I had thought, a few hours before, that Albertine would acknowledge my greeting only from a distance. We had now left one another after planning to make an excursion soon together. I vowed that when I next met Albertine I would treat her with greater boldness, and I had sketched out in advance a plan of all that I would say to her, and even (being now quite convinced that she was not strait-laced) of all the favours that I would demand of her.
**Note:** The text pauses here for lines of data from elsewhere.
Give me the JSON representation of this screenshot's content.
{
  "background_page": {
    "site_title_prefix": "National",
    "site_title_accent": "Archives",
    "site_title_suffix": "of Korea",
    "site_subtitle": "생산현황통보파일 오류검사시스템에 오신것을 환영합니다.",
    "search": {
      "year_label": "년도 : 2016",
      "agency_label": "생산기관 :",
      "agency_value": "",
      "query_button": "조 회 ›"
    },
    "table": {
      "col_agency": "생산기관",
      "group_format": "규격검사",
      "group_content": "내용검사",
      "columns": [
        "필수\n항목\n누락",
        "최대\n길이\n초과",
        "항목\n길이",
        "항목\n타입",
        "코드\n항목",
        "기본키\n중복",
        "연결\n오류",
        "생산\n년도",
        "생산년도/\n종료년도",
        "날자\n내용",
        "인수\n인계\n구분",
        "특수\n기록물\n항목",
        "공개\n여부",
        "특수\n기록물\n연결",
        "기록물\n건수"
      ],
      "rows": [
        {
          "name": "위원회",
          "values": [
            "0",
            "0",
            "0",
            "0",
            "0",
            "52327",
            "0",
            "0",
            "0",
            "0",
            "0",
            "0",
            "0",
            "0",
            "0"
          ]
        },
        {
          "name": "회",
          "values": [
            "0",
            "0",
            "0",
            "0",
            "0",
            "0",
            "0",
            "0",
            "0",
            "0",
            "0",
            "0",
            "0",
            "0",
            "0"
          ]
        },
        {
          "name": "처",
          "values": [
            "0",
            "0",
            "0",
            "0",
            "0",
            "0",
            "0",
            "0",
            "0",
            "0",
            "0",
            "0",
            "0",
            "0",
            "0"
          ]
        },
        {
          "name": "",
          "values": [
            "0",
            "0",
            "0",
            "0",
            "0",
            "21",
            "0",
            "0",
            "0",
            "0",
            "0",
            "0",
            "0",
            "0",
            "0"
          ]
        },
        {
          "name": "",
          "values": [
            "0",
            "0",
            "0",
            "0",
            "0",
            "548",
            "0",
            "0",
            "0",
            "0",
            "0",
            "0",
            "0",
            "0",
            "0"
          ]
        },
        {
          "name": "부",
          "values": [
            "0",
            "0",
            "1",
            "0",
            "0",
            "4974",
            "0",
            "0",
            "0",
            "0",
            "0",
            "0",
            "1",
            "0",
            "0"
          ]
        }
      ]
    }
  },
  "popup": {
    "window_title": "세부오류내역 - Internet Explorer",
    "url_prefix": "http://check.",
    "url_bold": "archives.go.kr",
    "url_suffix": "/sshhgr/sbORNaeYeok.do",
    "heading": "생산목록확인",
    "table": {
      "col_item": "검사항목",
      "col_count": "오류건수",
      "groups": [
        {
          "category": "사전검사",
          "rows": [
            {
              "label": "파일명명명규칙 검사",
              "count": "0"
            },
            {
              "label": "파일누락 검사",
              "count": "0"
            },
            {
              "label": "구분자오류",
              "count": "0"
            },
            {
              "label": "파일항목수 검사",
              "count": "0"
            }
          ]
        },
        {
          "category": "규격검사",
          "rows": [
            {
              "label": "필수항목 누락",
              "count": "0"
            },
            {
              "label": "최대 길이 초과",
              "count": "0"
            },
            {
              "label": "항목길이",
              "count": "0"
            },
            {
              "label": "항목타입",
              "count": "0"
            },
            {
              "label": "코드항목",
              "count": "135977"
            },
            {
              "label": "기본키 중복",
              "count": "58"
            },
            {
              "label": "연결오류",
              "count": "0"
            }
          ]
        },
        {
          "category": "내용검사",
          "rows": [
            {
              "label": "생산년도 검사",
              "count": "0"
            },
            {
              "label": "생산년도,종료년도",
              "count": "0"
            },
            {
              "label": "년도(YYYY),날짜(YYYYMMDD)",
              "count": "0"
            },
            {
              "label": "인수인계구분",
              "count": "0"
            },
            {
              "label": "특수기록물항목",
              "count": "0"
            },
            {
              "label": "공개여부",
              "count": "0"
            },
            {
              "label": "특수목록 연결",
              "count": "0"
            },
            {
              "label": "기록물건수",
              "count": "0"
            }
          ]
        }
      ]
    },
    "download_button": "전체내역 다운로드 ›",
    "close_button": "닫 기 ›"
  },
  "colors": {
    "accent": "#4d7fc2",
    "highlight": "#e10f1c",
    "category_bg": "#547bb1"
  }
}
But the mind is subject to external influences, as plants are, and cells and chemical elements, and the medium which alters it if we immerse it therein is a change of circumstances, or new surroundings. Changed by the mere fact of her presence, when I found myself once again in Albertine’s company, I said to her quite different things from what I had planned. Then, remembering her flushed temple, I asked myself whether she might not appreciate more keenly a polite attention which she knew to be disinterested. Finally, I was embarrassed by some of her looks and her smiles. They might equally well signify a laxity of morals and the rather silly merriment of a high-spirited girl who was at heart thoroughly respectable. A single expression, of face or speech, being susceptible of sundry interpretations, I wavered like a schoolboy faced by the difficulties of a piece of Greek prose.

On this occasion we met almost immediately the tall one, Andrée, the one who had jumped over the old banker, and Albertine was obliged to introduce me. Her friend had extraordinarily bright eyes, like a glimpse, through an open door in a dark house, of a room into which the sun is shining with a greenish reflexion from the glittering sea.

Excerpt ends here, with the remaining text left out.